Pages

February 19, 2009

Sea Level Response to Global Warming


from CO2 Science

In an intriguing study recently published in Ocean Dynamics, von Storch et al. (2008) write that Rahmstorf (2007) recently proposed "a linear relationship between the rate of global mean sea-level rise and the global mean near-surface air temperature deviations," which "is calibrated with observed data, thus incorporating in a somewhat realistic and condensed manner all known and unknown mechanisms modulating the global sea-level height," which concept sounds quite reasonable. But does it work?
One way of addressing this question -- and which they proceed to employ -- is, in their words, "to test the statistical methods in the virtual reality produced in simulations with state-of-the-art climate models." Following this strategy, they thus examined "several hypotheses concerning the relationship between global mean sea level and other thermal surface variables in a long climate simulation of the past millennium with the climate model ECHO-G driven by estimations of past greenhouse gas, volcanic and solar forcing." So what did they find?
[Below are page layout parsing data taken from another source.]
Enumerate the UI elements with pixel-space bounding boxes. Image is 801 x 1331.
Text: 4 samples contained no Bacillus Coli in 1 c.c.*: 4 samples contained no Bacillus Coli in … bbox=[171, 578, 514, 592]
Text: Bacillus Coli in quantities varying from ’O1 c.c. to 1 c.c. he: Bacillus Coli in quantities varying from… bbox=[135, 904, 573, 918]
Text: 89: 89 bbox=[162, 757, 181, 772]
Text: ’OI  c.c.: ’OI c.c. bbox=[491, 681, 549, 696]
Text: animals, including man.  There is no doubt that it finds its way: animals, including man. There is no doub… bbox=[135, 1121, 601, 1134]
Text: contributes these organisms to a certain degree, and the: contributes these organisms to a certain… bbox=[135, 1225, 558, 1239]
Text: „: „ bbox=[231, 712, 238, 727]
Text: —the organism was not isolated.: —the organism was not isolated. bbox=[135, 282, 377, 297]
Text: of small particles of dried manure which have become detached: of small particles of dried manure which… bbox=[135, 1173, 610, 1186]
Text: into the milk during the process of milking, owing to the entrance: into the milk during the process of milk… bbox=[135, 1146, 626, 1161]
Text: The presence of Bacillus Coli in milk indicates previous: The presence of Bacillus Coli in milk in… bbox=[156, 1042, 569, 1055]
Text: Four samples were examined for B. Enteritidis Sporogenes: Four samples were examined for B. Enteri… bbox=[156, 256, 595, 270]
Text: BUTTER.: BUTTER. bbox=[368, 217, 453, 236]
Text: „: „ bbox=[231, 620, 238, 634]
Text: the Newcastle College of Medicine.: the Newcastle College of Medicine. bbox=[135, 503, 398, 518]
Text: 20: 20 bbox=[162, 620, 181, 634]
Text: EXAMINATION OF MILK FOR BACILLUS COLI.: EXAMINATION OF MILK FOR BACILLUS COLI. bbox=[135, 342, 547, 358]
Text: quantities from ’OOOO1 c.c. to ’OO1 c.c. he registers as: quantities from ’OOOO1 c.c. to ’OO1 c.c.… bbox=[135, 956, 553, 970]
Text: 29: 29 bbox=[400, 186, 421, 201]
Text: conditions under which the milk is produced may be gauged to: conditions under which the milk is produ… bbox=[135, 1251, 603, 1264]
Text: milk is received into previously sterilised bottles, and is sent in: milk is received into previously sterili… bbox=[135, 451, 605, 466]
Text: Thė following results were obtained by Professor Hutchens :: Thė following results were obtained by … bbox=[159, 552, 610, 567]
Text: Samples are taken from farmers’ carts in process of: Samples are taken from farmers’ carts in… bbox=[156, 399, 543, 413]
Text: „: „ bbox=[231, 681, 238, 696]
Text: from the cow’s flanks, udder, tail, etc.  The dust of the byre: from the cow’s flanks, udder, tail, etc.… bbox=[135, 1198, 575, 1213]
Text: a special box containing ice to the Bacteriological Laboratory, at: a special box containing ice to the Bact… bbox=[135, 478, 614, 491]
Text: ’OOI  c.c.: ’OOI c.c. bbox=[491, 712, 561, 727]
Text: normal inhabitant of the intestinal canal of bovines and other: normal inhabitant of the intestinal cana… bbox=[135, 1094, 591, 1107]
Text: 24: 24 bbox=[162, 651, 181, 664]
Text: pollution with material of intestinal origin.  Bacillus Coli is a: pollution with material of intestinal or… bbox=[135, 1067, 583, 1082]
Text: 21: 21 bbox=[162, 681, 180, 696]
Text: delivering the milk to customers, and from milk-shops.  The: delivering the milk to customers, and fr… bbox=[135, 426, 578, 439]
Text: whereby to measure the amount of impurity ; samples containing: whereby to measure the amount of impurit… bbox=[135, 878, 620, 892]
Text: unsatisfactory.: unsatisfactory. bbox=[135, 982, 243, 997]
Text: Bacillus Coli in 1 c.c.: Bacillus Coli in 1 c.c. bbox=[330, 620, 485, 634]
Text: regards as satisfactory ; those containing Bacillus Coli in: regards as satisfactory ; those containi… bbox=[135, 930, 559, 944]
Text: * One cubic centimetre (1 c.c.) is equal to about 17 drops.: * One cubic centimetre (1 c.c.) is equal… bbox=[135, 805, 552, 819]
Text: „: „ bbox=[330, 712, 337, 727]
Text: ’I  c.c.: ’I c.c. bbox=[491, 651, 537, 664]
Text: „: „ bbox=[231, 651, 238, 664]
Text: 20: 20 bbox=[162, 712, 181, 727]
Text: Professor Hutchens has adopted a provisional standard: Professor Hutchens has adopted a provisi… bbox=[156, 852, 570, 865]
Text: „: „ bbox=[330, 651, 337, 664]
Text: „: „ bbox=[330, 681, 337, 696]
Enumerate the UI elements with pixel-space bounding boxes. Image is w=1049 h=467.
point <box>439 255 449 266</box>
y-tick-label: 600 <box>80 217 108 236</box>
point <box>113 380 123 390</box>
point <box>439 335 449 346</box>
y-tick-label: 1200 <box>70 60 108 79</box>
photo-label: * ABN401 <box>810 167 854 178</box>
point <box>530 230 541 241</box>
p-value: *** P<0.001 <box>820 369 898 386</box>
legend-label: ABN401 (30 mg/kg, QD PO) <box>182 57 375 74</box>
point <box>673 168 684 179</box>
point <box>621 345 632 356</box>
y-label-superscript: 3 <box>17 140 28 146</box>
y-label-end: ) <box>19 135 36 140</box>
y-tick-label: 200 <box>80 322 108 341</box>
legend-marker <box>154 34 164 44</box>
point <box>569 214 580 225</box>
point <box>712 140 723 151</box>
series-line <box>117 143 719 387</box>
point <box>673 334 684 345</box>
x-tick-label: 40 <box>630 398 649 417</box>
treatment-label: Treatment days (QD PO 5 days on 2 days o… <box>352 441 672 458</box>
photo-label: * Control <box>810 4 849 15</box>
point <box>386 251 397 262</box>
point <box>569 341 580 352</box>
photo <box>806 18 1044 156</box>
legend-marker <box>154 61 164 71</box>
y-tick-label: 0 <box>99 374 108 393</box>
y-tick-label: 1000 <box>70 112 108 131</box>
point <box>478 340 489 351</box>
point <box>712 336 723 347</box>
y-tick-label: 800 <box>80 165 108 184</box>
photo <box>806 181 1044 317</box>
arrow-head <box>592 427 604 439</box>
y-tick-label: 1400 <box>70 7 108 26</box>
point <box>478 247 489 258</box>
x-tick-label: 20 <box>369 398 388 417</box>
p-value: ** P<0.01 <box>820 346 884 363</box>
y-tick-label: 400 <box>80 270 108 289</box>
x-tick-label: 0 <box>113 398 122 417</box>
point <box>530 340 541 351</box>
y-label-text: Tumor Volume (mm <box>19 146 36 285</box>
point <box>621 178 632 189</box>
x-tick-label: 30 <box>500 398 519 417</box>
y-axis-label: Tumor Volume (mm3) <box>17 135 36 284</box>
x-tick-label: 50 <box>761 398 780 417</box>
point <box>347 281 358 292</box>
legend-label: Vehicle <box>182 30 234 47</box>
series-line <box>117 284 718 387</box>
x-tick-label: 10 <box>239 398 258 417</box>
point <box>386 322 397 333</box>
The three researchers report that the linear link between global mean temperature and the rate of change of global mean sea level "turned out to be not reliable over the full time period," noting that "instead, for some periods, even inverse relationships [our italics] were found to describe the simulated data best." Likewise, they say that the second predictor -- the rate of change of temperature -- "did not show markedly better results." And for both predictors, they report "there exist periods in the simulation where the prediction errors are very large."

In discussing their findings, von Storch et al. acknowledge that the type of test they performed in the "virtual reality" produced by climate models "cannot prove whether a certain hypothesis, in this case the different statistical relationships, will hold in the real world." However, as they continue, "they can be used to falsify a particular hypothesis," noting that "if it is not fulfilled in a simple virtual reality, it will probably also fail in a more complex real world."

Al Gore and James Hansen, take note. There is currently no known way to predict -- with any reasonable and demonstrable degree of confidence -- what mean global sea level will do over the 21st century, even if mean global air temperature begins to rise once again (after having remained rather stable for the past decade).